The Eligibility Conference

Once the evaluation is completed, you, a group of school professionals, and any private providers you choose to assist you advocating for your child will meet to interpret your child’s evaluation results. Together you decide if your child has a disability and is eligible for special education and related services as defined by the Individuals with Disabilities Education Act (IDEA).

 

If the group decides that your child has qualifies for special education, an Individualized Education Plan (IEP) will be written either at the same meeting or a later one scheduled within 30 school days.

Consider asking for the eligibility conference to be separate from the Individualized Education Program (IEP) meeting.

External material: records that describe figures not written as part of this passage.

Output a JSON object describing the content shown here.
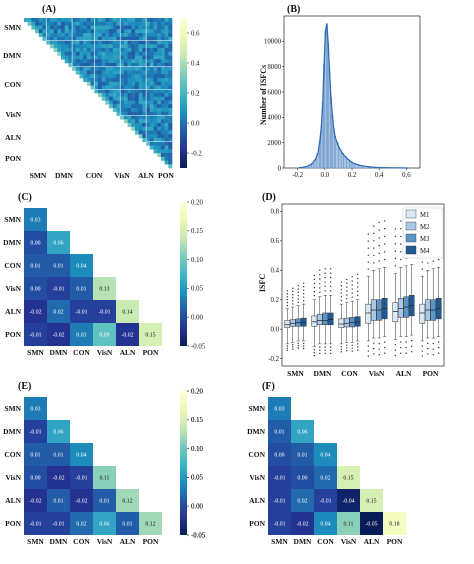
{
  "colors": {
    "cmap": [
      "#081d58",
      "#253494",
      "#225ea8",
      "#1d91c0",
      "#41b6c4",
      "#7fcdbb",
      "#c7e9b4",
      "#edf8b1",
      "#ffffd9"
    ],
    "hist_fill": "#a9c4e3",
    "hist_edge": "#4a7fba",
    "kde": "#2e6cb5",
    "box": [
      "#dae8f5",
      "#a8c8e6",
      "#5b95c8",
      "#1f5a97"
    ]
  },
  "chart_data": [
    {
      "id": "A",
      "type": "heatmap",
      "panel_label": "(A)",
      "networks": [
        "SMN",
        "DMN",
        "CON",
        "VisN",
        "ALN",
        "PON"
      ],
      "colorbar": {
        "range": [
          -0.3,
          0.7
        ],
        "ticks": [
          "-0.2",
          "0.0",
          "0.2",
          "0.4",
          "0.6"
        ]
      }
    },
    {
      "id": "B",
      "type": "histogram",
      "panel_label": "(B)",
      "ylabel": "Number of ISFCs",
      "xlim": [
        -0.3,
        0.7
      ],
      "ylim": [
        0,
        12000
      ],
      "xticks": [
        "-0.2",
        "0.0",
        "0.2",
        "0.4",
        "0.6"
      ],
      "yticks": [
        "0",
        "2000",
        "4000",
        "6000",
        "8000",
        "10000"
      ],
      "bins": [
        {
          "x": -0.2,
          "y": 30
        },
        {
          "x": -0.18,
          "y": 50
        },
        {
          "x": -0.16,
          "y": 80
        },
        {
          "x": -0.14,
          "y": 130
        },
        {
          "x": -0.12,
          "y": 220
        },
        {
          "x": -0.1,
          "y": 380
        },
        {
          "x": -0.08,
          "y": 650
        },
        {
          "x": -0.06,
          "y": 1150
        },
        {
          "x": -0.04,
          "y": 2200
        },
        {
          "x": -0.03,
          "y": 3300
        },
        {
          "x": -0.02,
          "y": 5200
        },
        {
          "x": -0.01,
          "y": 8200
        },
        {
          "x": 0.0,
          "y": 10800
        },
        {
          "x": 0.01,
          "y": 11400
        },
        {
          "x": 0.02,
          "y": 9800
        },
        {
          "x": 0.03,
          "y": 7600
        },
        {
          "x": 0.04,
          "y": 5600
        },
        {
          "x": 0.05,
          "y": 4200
        },
        {
          "x": 0.06,
          "y": 3200
        },
        {
          "x": 0.07,
          "y": 2500
        },
        {
          "x": 0.08,
          "y": 2000
        },
        {
          "x": 0.1,
          "y": 1500
        },
        {
          "x": 0.12,
          "y": 1150
        },
        {
          "x": 0.14,
          "y": 900
        },
        {
          "x": 0.16,
          "y": 700
        },
        {
          "x": 0.18,
          "y": 520
        },
        {
          "x": 0.2,
          "y": 380
        },
        {
          "x": 0.22,
          "y": 280
        },
        {
          "x": 0.25,
          "y": 190
        },
        {
          "x": 0.28,
          "y": 130
        },
        {
          "x": 0.32,
          "y": 80
        },
        {
          "x": 0.36,
          "y": 50
        },
        {
          "x": 0.4,
          "y": 30
        },
        {
          "x": 0.45,
          "y": 15
        },
        {
          "x": 0.5,
          "y": 8
        },
        {
          "x": 0.6,
          "y": 3
        }
      ]
    },
    {
      "id": "C",
      "type": "heatmap",
      "panel_label": "(C)",
      "networks": [
        "SMN",
        "DMN",
        "CON",
        "VisN",
        "ALN",
        "PON"
      ],
      "matrix": [
        [
          0.03
        ],
        [
          0.0,
          0.06
        ],
        [
          0.01,
          0.01,
          0.04
        ],
        [
          0.0,
          -0.01,
          0.01,
          0.13
        ],
        [
          -0.02,
          0.02,
          -0.01,
          -0.01,
          0.14
        ],
        [
          -0.01,
          -0.02,
          0.03,
          0.09,
          -0.02,
          0.15
        ]
      ],
      "labels": [
        [
          "0.03"
        ],
        [
          "0.00",
          "0.06"
        ],
        [
          "0.01",
          "0.01",
          "0.04"
        ],
        [
          "0.00",
          "-0.01",
          "0.01",
          "0.13"
        ],
        [
          "-0.02",
          "0.02",
          "-0.01",
          "-0.01",
          "0.14"
        ],
        [
          "-0.01",
          "-0.02",
          "0.03",
          "0.09",
          "-0.02",
          "0.15"
        ]
      ],
      "colorbar": {
        "range": [
          -0.05,
          0.2
        ],
        "ticks": [
          "-0.05",
          "0.00",
          "0.05",
          "0.10",
          "0.15",
          "0.20"
        ]
      }
    },
    {
      "id": "D",
      "type": "box",
      "panel_label": "(D)",
      "ylabel": "ISFC",
      "categories": [
        "SMN",
        "DMN",
        "CON",
        "VisN",
        "ALN",
        "PON"
      ],
      "ylim": [
        -0.25,
        0.85
      ],
      "yticks": [
        "-0.2",
        "0.0",
        "0.2",
        "0.4",
        "0.6",
        "0.8"
      ],
      "legend": [
        "M1",
        "M2",
        "M3",
        "M4"
      ],
      "legend_position": "top-right",
      "boxes": [
        [
          [
            -0.1,
            0.01,
            0.03,
            0.06,
            0.14
          ],
          [
            -0.09,
            0.02,
            0.04,
            0.065,
            0.15
          ],
          [
            -0.08,
            0.02,
            0.045,
            0.07,
            0.16
          ],
          [
            -0.08,
            0.02,
            0.045,
            0.075,
            0.17
          ]
        ],
        [
          [
            -0.12,
            0.02,
            0.05,
            0.09,
            0.2
          ],
          [
            -0.1,
            0.03,
            0.06,
            0.1,
            0.22
          ],
          [
            -0.1,
            0.03,
            0.06,
            0.11,
            0.23
          ],
          [
            -0.1,
            0.03,
            0.065,
            0.11,
            0.23
          ]
        ],
        [
          [
            -0.1,
            0.01,
            0.035,
            0.07,
            0.17
          ],
          [
            -0.09,
            0.015,
            0.04,
            0.075,
            0.18
          ],
          [
            -0.09,
            0.015,
            0.045,
            0.08,
            0.19
          ],
          [
            -0.08,
            0.02,
            0.05,
            0.085,
            0.2
          ]
        ],
        [
          [
            -0.08,
            0.04,
            0.11,
            0.17,
            0.36
          ],
          [
            -0.06,
            0.06,
            0.13,
            0.2,
            0.4
          ],
          [
            -0.06,
            0.06,
            0.13,
            0.2,
            0.41
          ],
          [
            -0.05,
            0.07,
            0.14,
            0.21,
            0.42
          ]
        ],
        [
          [
            -0.07,
            0.05,
            0.12,
            0.18,
            0.38
          ],
          [
            -0.05,
            0.08,
            0.14,
            0.21,
            0.42
          ],
          [
            -0.05,
            0.08,
            0.15,
            0.22,
            0.43
          ],
          [
            -0.04,
            0.09,
            0.16,
            0.23,
            0.44
          ]
        ],
        [
          [
            -0.08,
            0.04,
            0.11,
            0.17,
            0.36
          ],
          [
            -0.06,
            0.06,
            0.13,
            0.2,
            0.4
          ],
          [
            -0.06,
            0.06,
            0.13,
            0.2,
            0.41
          ],
          [
            -0.05,
            0.07,
            0.14,
            0.21,
            0.42
          ]
        ]
      ]
    },
    {
      "id": "E",
      "type": "heatmap",
      "panel_label": "(E)",
      "networks": [
        "SMN",
        "DMN",
        "CON",
        "VisN",
        "ALN",
        "PON"
      ],
      "matrix": [
        [
          0.03
        ],
        [
          -0.01,
          0.06
        ],
        [
          0.01,
          0.01,
          0.04
        ],
        [
          0.0,
          -0.02,
          -0.01,
          0.11
        ],
        [
          -0.02,
          0.01,
          -0.02,
          0.01,
          0.12
        ],
        [
          -0.01,
          -0.01,
          0.02,
          0.06,
          0.01,
          0.12
        ]
      ],
      "labels": [
        [
          "0.03"
        ],
        [
          "-0.01",
          "0.06"
        ],
        [
          "0.01",
          "0.01",
          "0.04"
        ],
        [
          "0.00",
          "-0.02",
          "-0.01",
          "0.11"
        ],
        [
          "-0.02",
          "0.01",
          "-0.02",
          "0.01",
          "0.12"
        ],
        [
          "-0.01",
          "-0.01",
          "0.02",
          "0.06",
          "0.01",
          "0.12"
        ]
      ],
      "colorbar": {
        "range": [
          -0.05,
          0.2
        ],
        "ticks": [
          "-0.05",
          "0.00",
          "0.05",
          "0.10",
          "0.15",
          "0.20"
        ]
      }
    },
    {
      "id": "F",
      "type": "heatmap",
      "panel_label": "(F)",
      "networks": [
        "SMN",
        "DMN",
        "CON",
        "VisN",
        "ALN",
        "PON"
      ],
      "matrix": [
        [
          0.03
        ],
        [
          0.01,
          0.06
        ],
        [
          0.0,
          0.01,
          0.04
        ],
        [
          -0.01,
          0.0,
          0.02,
          0.15
        ],
        [
          -0.01,
          0.02,
          -0.01,
          -0.04,
          0.15
        ],
        [
          -0.01,
          -0.02,
          0.04,
          0.11,
          -0.05,
          0.18
        ]
      ],
      "labels": [
        [
          "0.03"
        ],
        [
          "0.01",
          "0.06"
        ],
        [
          "0.00",
          "0.01",
          "0.04"
        ],
        [
          "-0.01",
          "0.00",
          "0.02",
          "0.15"
        ],
        [
          "-0.01",
          "0.02",
          "-0.01",
          "-0.04",
          "0.15"
        ],
        [
          "-0.01",
          "-0.02",
          "0.04",
          "0.11",
          "-0.05",
          "0.18"
        ]
      ],
      "colorbar": {
        "range": [
          -0.05,
          0.2
        ],
        "ticks": [
          "-0.05",
          "0.00",
          "0.05",
          "0.10",
          "0.15",
          "0.20"
        ]
      }
    }
  ]
}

  • Whether your child is eligible for special education services will be determined at the eligibility conference. Most of the time schools request that the eligibility and IEP meetings be held together so that assessment can be directly linked to any changes needed in your child’s education.

  • Considering the amount of information to be discussed and absorbed especially during the initial eligibility conference, you may want to have the meetings separated so that you can prepare for each meeting.

Request and read the evaluation report before the conference.

  • You need to understand the assessments that were performed, why they were performed and what they indicate. If necessary meet with the school professional who conducted the testing and have him/her explain it to you.

  • Discuss it with your child’s outside providers before the conference and consider having them accompany you to the meeting.

If the report indicates that the child has a disability, the disability must impact the child’s school performance in order for him or her to qualify for an IEP.

  • Not every disability qualifies a child for special education. You should make sure you understand how a child’s particular disability impacts his or her performance. Be prepared to gather information and discuss how you think your child’s disability impacts his/her educational performance.

  • Depending on the services needed, a 504 Plan may be more appropriate for your child than an IEP.

Consider whether the special education category selected for your child is the one most appropriate.

  • Your child may be eligible for services under more than one special education category. The team will consider  the options and choose the most appropriate category.

  • Your child’s specific needs will be addressed by the IEP regardless of the category under which he/she is eligible.